Jealous God è la nuova label di proprietà di Silent Servant, Regis e James Ruskin. Come seconda uscita è James Ruskin stesso a proporre un lavoro in solitaria di sei tracce. In vari sensi il tutto suona  come una consegna, come il passaggio del testimone da Sandwell District a questa nuova entità, dove il producer londinese, unico non SD del terzetto, prenderebbe metaforicamente il posto di Function.

Se a livello editoriale la constatazione appare ovvia, è invece da sottolineare come la sua produzione si vada ora a collocare in modo più marcato negli stilemi di questi grandi protagonisti del suono techno degli ultimi anni. E’ infatti cambiato qualcosa. Basti pensare a uno dei suoi ultimi lavori firmati proprio a nome Ruskin, Sabre/ Massk per Blueprint. Oggi James è più minimalista, meno minimal.

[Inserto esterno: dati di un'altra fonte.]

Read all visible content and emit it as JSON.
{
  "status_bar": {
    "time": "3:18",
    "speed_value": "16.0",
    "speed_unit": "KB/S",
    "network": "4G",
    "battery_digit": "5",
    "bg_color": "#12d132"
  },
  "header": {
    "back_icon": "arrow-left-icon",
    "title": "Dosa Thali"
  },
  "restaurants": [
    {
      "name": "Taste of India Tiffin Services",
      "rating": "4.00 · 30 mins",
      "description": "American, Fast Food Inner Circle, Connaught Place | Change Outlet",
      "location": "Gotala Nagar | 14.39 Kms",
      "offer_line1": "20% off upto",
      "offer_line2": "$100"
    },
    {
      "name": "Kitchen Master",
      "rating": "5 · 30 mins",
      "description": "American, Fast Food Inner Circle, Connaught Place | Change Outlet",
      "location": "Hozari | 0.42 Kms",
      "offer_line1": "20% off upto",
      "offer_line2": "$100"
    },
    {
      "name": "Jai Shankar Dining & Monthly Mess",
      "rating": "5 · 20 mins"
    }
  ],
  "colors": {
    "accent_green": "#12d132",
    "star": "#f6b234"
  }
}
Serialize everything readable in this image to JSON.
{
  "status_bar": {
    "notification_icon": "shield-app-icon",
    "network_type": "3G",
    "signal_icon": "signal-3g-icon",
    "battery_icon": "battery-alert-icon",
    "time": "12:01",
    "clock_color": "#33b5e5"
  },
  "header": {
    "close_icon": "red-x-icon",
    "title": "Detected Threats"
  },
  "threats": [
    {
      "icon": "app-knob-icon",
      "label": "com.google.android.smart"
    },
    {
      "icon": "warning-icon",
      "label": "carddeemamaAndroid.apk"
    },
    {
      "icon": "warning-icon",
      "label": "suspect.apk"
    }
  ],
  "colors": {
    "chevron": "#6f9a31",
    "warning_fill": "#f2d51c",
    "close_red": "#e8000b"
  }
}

Se l’apertura richiama gli Ike Yard passati sotto i ferri da O’Connor, si attenua immediatamente il discorso per procedere lungo una traiettoria più malinconicamente ambient-industrial. Passando attraverso le dispersioni violente e tetre di un Excertp 1 che rammenta la prima sperimentazione noise del belga Dirk Ivens (Dive), per poi sfociare altrove in divagazioni paesaggistiche che non molto si allontanano dall’antico ma sempre attuale immaginario dei Coil di Christopherson e Balance.

Gli stessi brani più techno-oriented sono astratti, diretta filiazione delle elucubrazioni e della visionarietà SD, dove bassi definiti determinano la scansione del tempo attraverso foreste di synth in settima e clangori distorti prossimi a Mick Harris e Justin Broadrick (Into a Circle, non a caso inclusa nel commiato sandwelliano fabric 69), fino a colmare in lontane visioni Deepchord (The Nature Of Our Hunting e la conclusiva What Falls To The Ground). Un glitch soffiato trova un raro spazio di definizione ed eleganza, mentre lo scorrere dell’ascolto sa essere sempre legittimato da un discorso concettuale ben articolato. Sempre che poi di techno tout court si possa parlare, quando invece pare che questa sia stata abbracciata da astrazioni votate proprio al minimalismo più sottile. Come se Yves De Mey, passato da Berlino, fosse ora in vacanza a Birmingham. 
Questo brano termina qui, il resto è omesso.